Damadın babası KTÜ’de öğretim görevlisi olan Profesör Dr. Hasan Keleş, olayın altınlarla alakalı çıkmadığını, evi gelinin üstüne yapılıp yapılmaması konusunda tartışmaların çıktığını ardından bazı isteklerin olduğunu bu isteklerin yapılmamasından dolayı kavganın büyüdüğünü belirtti. Keleş, "Biz bu durumda kalmak istemezdik. Ama bu adam adeta eşkıyalık yaptı" dedi. Keleş, "Bize düğünden önce sürekli 'kredi çekip şunu yapacaksınız, evi boyayacaksınız' gibisinden cümleler kurdular. Bende çocukların mutluluğu için elimden geleni yapacağımı söyledim. Zaten yaptım da. Düğüne bir gün kala gelip, 'Düğünde davul zurna çalacaksın. Ankara'dan misafirlerimiz geliyor, onları sen ağırlayacaksın, dediler.
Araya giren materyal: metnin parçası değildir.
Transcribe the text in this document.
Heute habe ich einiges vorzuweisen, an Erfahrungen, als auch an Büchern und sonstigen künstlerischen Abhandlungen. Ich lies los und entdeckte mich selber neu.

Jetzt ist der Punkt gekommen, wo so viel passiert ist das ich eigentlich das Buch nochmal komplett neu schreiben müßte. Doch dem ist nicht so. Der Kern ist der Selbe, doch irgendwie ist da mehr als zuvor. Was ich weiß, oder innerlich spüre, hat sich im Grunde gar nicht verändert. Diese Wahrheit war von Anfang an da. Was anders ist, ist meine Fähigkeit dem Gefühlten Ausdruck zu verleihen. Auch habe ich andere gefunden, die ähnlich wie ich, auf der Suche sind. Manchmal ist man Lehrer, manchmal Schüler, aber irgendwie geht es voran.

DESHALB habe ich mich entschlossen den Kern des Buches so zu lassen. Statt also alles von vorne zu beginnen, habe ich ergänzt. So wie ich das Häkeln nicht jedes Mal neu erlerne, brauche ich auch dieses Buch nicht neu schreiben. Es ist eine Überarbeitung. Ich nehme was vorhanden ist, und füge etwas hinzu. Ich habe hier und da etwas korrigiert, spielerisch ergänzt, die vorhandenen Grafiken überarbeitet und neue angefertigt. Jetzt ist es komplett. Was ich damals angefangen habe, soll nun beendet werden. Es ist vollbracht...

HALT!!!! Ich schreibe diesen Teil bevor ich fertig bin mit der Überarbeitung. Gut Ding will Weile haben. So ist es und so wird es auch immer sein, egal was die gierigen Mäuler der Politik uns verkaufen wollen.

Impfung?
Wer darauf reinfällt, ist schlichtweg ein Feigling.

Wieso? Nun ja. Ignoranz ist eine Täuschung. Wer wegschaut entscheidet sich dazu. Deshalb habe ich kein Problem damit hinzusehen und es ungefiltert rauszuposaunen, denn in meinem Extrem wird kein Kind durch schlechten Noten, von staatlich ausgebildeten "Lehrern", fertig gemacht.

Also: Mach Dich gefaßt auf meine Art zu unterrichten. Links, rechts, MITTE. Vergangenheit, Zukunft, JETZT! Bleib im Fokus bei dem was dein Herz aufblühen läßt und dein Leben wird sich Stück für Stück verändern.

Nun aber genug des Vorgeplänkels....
Düğünde ikramları beğenmeyerek ikramları fırlattı. Bizim yaptıklarımızı beğenmedi. Oğlumun HER ZAMAN YANLARINDAYIM

Oğlunun bu durumdan tedirgin olduğunu belirten Keleş, "Oğlum korktu. Baba sende gel annem de gelsin, dedi. Problemleri çözün dedi. Tamam oğlum, dedim. Dünürler, Trabzon'a gelirken ben gelinime; onları karşılayalım, dedim. Gelinim bana, 'Hayır gitmeyin, karvga çıkacak' dedi. Ben de 'biz bir şey yapmadık ki kavga çıksın' dedim. Gelin ısrar edince ben, "Tamam siz karar verin evliliğinize devam edecekseniz edin, ben arkanızdayım" dedim” ifadelerine yer verdi.

OĞLUMU ÖLDÜRECEKTİ

Keleş, sözlerini şöyle sürdürdü: “Sabah oğlumun evine gittim, "Güvensizliğinin sebebi ne kızım?' dedim. O da bana 'Ben size güvenmiyorum' dedi. Ben de o zaman düğünde oğlumu mutlu edesin diye takı takmıştım onları geri ver dedim. Ancak kız düğünde takılan altınları almış, sürekli çantasında taşıyor. Benden alacaklar endişesi ile onları yanında taşıyor. Altınlar hala onda. Daha sonra dünürler eve geldi. Bende onlara 'Bu işler bu aşamaya neden geldi?' dedim. Sen beni köpek gibi ayağına getirdin, dedi. Bende ona, 'Böyle bir şey yok. Ben de senin evine geldim; köpek gibi evine mi gelmiş oldum.' dedim. Bu muhabbetlerin ardından gelinin babası 'Haydi kalk gidelim' dedi. Bu sefer gelin, benim kızımın saçlarına yapışarak, 'Giderken senide bir döveyim' dedi. Biz de onları ayırdık. Bunlar dışarı çıktılar. Biz de dışarıyı görmedik. Tak tuk sesler çıktı. Meğerse o sırada adam silaha şarjör takmış. Benim oğlumun kalbine silahı doğrulttu. Ben silahın önüne atladım. Bu sırada silah ateşlendi Mermiler ayaklarımıza geldi. Silahı tekrar ateşleyince hamle yaptım. Ben olaya müdahil olunca silahı bana doğrulttu. O sırada kapı çaldı ve komşu geldi. Kapı çalınca kaçtılar."